Hundreds of dead fish are turning up at a lake in New Dundee, but no one seems to know why.

Residents began reporting the fish earlier this month as carp by the dozens were seen floating belly-up in Alder Lake.

"Up until two weeks ago, it was great," says Joan Jackson. Since, her backyard has been full of the dead creatures.

The result is both alarming and stinky.

Jackson says in her decades living nearby, she's never seen anything like it.

"I've lived here since 1963 in this house, and I lived a few years across the road and I've never, ever seen the fish die," she says.

The Grand River Conservation Authority estimates that several hundred of the bottom-feeding carp have died, but there's no sign of any spill or algae blooms.

Meanwhile, late last month, hundreds of dead fish were found floating in a river in the town of Clarence-Rockland, east of Ottawa. That situation, too, remains a mystery.

Clarence-Rockland announced that testing had not shown any adverse effects on the local drinking water supply, but that the water's temperature has changed.

A couple of weeks later, seagulls began turning up dead along the same stretch of river.

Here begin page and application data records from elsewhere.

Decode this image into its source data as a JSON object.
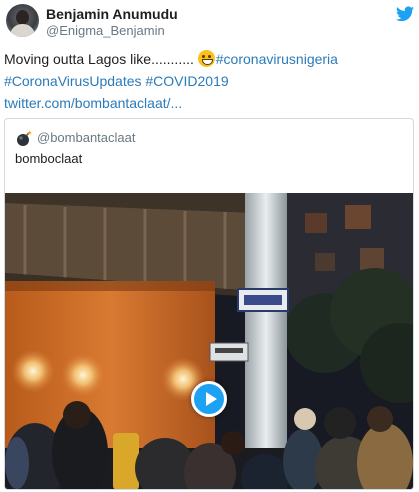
{
  "author": {
    "name": "Benjamin Anumudu",
    "handle": "@Enigma_Benjamin"
  },
  "tweet": {
    "text_plain": "Moving outta Lagos like...........",
    "emoji": "grinning-face-emoji",
    "hashtag_1": "#coronavirusnigeria",
    "hashtag_2": "#CoronaVirusUpdates",
    "hashtag_3": "#COVID2019",
    "link": "twitter.com/bombantaclaat/..."
  },
  "quoted": {
    "icon": "bomb-icon",
    "handle": "@bombantaclaat",
    "text": "bomboclaat",
    "media": "video-thumbnail",
    "play_icon": "play-icon"
  },
  "colors": {
    "link": "#2b7bb9",
    "secondary_text": "#697882",
    "twitter_blue": "#1da1f2",
    "border": "#cfd9de"
  }
}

Amir Wafir used to fish in Alder Lake until a couple of years ago. He says the site and smell are sad.

"The water smell, I don't know. It's very bad," he says. "Doesn't look clean, something's wrong."

The Ministry of Environment was at the lake on Monday to take water samples, but no results have been made public yet.

Neighbours suggest it be anything from climate change to nearby polluters. Others say the silt in the lake runs between 2.5 and five feet deep, and that maybe its condition could be related to the fish die-off.

As for Joan Jackson?

"I don't know. It's a mystery," she says.

A mystery she hopes will be solved soon.